Why does this not give the correct answer?

The short answer is because floating point maths on computers is intrinsically somewhat inaccurate.

The long answer is IEEE 754.

 

This is not an ObjC thing. This is a computers thing. This happens with most computer languages on every platform, and is intrinsic to how floating point math works.

You are getting a perfectly accurate answer for floating point math, it just does not fit into your ascetic desires. You are just used to systems that do a lot of extra work to make things look pretty for you. Others have already provided you with the answers on this. Accept it and move on.

 

Deep Thoughts

I weep for the future.

On a more helpful note, just remember that there's more going on here than may first appear. You can either ignore the man behind the curtain and just get by with your programs, or you can spend some time and effort to understand things.
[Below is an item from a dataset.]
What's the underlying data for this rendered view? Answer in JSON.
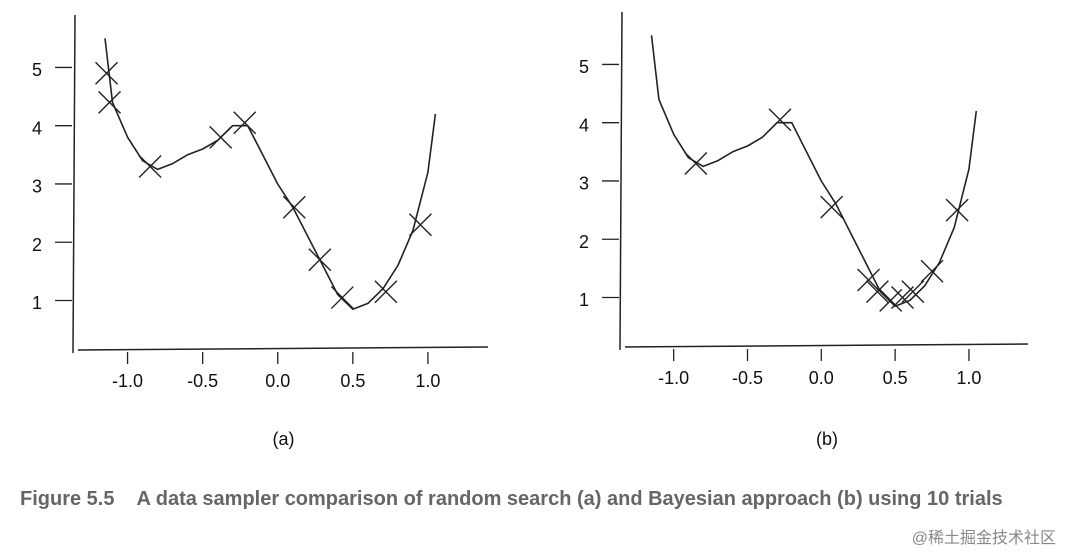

There are a lot of issues here:
1. binary vs. decimal representation of numbers, particularly fractions;
2. displayed precision vs. calculated precision;
3. digits of accuracy.

Each of those topics is worthy of serious study. For example, the "digits of accuracy" was a prominent topic in a Numerical Analysis course that I took in college (30 years ago). It was offered in the Math department, there was a corresponding one in the Computer Science department that covered the issues from a different perspective.

As an aside, the whole "just-get-by vs. understand-things" conflict is not isolated to your programming life. This is an issue about critical thinking and how you want to live your life. At some point you'll need to make decisions about your finances, insurance, where you live, politics, and many other things. When those issues come up, will you just make a decision or will you think about who's doing what to whom and why they're doing it before making your choice?

 

Just for a cheap thrill, the only kind of thrill I ever get , I wrote this program in C, compiled it, and ran it to get 47.12390.

By the way, I used double, not float, because I think float variables always get converted to double precision.

Code:

#include <stdio.h>
#include <math.h>

static double pi(void)
{
  return 4.0 * atan(1.0);
}

static double circumference (const double diameter)
{
   return pi() * diameter;
}

int main(void)
{
  double diam = 15;

  printf("%lf\n", circumference(diam));
  return 0;
}

 

Yes. If a FPU can do double math, why would you bother implementing single (float) internally? The PPC lfsx loads the 32 bit float and immediately converts it to a 64 bit double for use. The value and/or its derivatives will continue to be doubles internally until written to memory with stfsx. In fact, I think the math unit adds 3 extra bits of precision for computation, which get rounded off on register-write-back. I believe most FPUs work this way, because to support floats internally would be a pointless waste of gates.

The only time you should ever use float is when memory space is a serious concern (almost never, except for extremely large arrays).

32 bit x86 always used a separate internal FPU. I seem to recall x87 internal architecture was 80 bit.

 

I think I have Standard Apple Numerics Environment in hardbound around here somewhere, from about 18 or so years ago. The introduction is pretty amusing, at least to the kind of person who knows how to chat up a CAFEBABE.

 

How are you so sure that the same thing doesn't happen in C#?

This is a fundamental hardware level phenomenon. You would have to implement a software layer that filters the math to eliminate the floating point inaccuracies.

I have even seen these errors in math computation packages, like MATLAB.

I am pretty sure C# via .Net uses the hardware FPU directly. Hence it will also show these errors.

Your initial assumption that C# does not have these inaccuracies is wrong. The reason why you may not have seen them in other languages is probably because you may not have had enough experience with them to come across this.

 

Well I just tried your code in c# .net 4.0.

I get 47.100023 too. It should work the same in VB too, because they are all .net.

I do a lot of work in numerical simulation. So this was one of the first things I noticed.

However, in more "general" programming, you will probably never notice these small errors. And it only happens with floating points too. So if you are working with ints, you will never encounter this problem.

Besides, if you print out a floating point number, the print function may be smart enough correct for the error. So you will never see it unless you spend time in the debugger monitoring each variable.